Interestingly I've left the backup process to keep running every few hours, and we're now getting some success - I've yet to have the 3 VMs in question all back up in one pass, but the last couple of passes have resulted in one or two of them completing successfully. See sample logs:

2021-01-18T09_00_00.011Z - backup NG.log.txt

2021-01-18T03_00_00.009Z - backup NG.log.txt

In summary, we are now we are getting some timeouts - different than the 12,000ms that we were seeing originally, but now with the new errors in the attached logs of 'no object with UUID or opaque ref'.

If I lower the memory back down to 4gb we revert back to the buffer allocation errors.

I'm very happy to send over more extensive logs but would prefer to do so 1:1 rather than into a public forum.

nraynaud

@shorian thank you I will look at all that.

nraynaud

@shorian Capture d’écran 2021-01-19 à 14.07.27.png

I just did a test with this configuration, would you mind checking that it as close as possible as yours? I got a backup to work with this configuration. That suggest we have to search for a limit and not plainly search for a bug.

If it's the same backup configuration, we'll have to look for a difference in the VMs (mine transfers 11.77 GiB of data).

Can you describe your VM please? in particular the number and size of the disks.

thank you for your help.

shorian

@nraynaud Identical setup, except using B2 not S3.

Initially looking at backing up 3 VMs, each with a single disk sized 100gb, 150gb and 25gb respectively, SR is thin provisioned (ext4), total backup size (compressed) is about 76gb over a 1gbps connection; takes about 90 mins for a clean backup.

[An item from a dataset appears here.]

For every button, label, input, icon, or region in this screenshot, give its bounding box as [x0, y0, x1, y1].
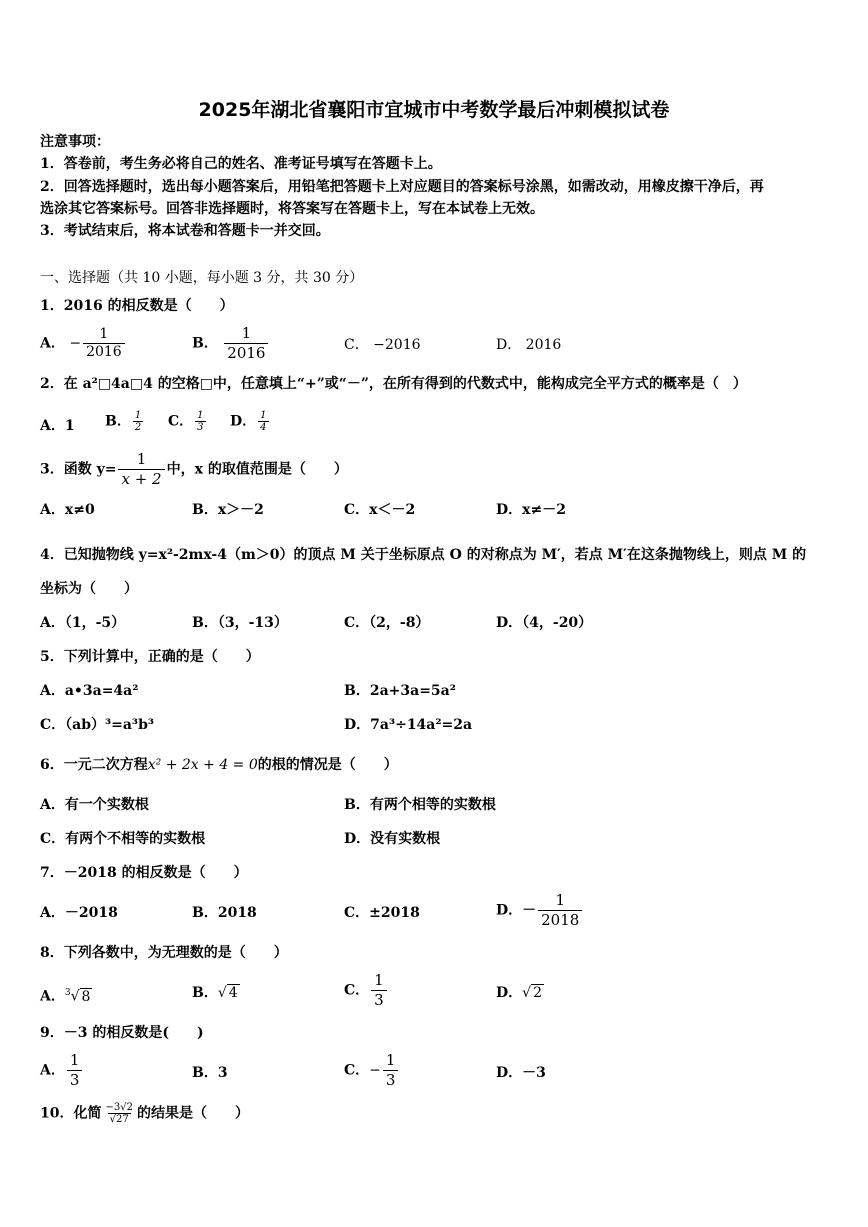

Individually they back up fine, as a group they don't. (In total have about 1.2tb of VMs to back up but not trying for that one just yet).

shorian

Footnote to this - I have just tried to back up 20 small VMs and they all backed up fine; seems to be a function of VM size?

nraynaud

@shorian yes, VM size would make sense as a limit, I'll try to run with less memory.